What performance tuning advice do you have at the OS, JVM, and Cassandra levels?
Use XFS. Use RAID0 or RAID10 (depending on if you will be disk-space bound), and leave a separate spindle (or two with RAID1) for the commitlog. Use the noop or deadline scheduler.
The Cassandra packages do a good job of setting the important JVM settings; the only thing you’ll usually want to change out of the box is, it will allocate half the ram on the machine to the JVM heap, but you should cap that at 8GB if you have a larger machine. (This will be the default behavior in Cassandra 1.0.)
We’ve also done our best to make the Cassandra defaults performant and self-tuning. I can’t think of anything you’d want to change immediately there. But once you start putting some load on it, you’ll want to look into tuning cache sizes.
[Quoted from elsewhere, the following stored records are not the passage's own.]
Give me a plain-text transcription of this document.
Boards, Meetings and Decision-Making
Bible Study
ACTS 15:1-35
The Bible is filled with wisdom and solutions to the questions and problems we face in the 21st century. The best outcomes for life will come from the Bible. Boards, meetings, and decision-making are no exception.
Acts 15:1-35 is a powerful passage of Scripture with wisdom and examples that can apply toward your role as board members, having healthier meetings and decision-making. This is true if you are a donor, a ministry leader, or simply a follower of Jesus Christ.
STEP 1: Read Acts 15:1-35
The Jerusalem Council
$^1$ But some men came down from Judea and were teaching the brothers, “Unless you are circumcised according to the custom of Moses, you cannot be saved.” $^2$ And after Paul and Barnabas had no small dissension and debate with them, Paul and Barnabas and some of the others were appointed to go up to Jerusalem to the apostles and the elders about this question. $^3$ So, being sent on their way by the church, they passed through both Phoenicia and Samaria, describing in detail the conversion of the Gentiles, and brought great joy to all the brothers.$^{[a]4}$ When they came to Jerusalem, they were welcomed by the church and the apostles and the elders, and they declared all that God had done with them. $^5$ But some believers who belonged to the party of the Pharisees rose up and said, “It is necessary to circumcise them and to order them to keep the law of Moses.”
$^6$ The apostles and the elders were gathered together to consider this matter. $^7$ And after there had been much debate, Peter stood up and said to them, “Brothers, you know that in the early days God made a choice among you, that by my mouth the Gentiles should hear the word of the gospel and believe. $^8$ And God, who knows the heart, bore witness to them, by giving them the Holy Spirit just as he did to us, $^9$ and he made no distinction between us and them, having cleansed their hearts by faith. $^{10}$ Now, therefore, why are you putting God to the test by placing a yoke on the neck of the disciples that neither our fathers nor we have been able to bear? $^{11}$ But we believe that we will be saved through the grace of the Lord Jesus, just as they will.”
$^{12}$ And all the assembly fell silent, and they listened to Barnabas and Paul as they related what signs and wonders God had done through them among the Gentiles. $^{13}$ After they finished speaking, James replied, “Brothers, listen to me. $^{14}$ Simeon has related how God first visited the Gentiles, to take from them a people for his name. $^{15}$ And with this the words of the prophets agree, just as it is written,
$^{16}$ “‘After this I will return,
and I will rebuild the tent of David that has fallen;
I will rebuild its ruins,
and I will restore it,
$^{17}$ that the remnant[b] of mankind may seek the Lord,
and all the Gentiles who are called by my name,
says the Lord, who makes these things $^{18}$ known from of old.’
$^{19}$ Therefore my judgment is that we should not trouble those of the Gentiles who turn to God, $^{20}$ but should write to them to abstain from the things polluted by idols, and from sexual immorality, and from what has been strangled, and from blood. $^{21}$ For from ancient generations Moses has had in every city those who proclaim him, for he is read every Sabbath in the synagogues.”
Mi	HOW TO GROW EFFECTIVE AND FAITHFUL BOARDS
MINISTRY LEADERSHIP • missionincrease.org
Are there best practices for running a cluster on Amazon EC2?
Use L or XL instances with local storage: I/O performance is proportionately much worse on S and M sizes, and EBS is a bad fit for several reasons (see Erik Onnen’s excellent explanation).
RAID0 all the ephemeral disks and put both the commitlog and data on that volume. (This has been tested to work better than putting the commitlog on the root volume.)
How does Cassandra compare to OpenStack?
They are pretty different animals: Cassandra is a high-performance distributed database, and OpenStack is cloud management software. You could deploy Cassandra in an OpenStack cloud, or use Cassandra under the hood to store OpenStack configuration and monitoring data, but otherwise they’re not really related.
What considerations are there for running repair in a cluster with a few tens of servers?
The biggest consideration is that building the repair merkle trees is fairly heavyweight (for now), so you usually don’t want to run more than one simultaneously. Run repair on one machine, and when it finishes, start it on the next.
If you find that performance is adversely affected by repair, reduce the compaction_throughput_mb_per_sec setting in cassandra.yaml.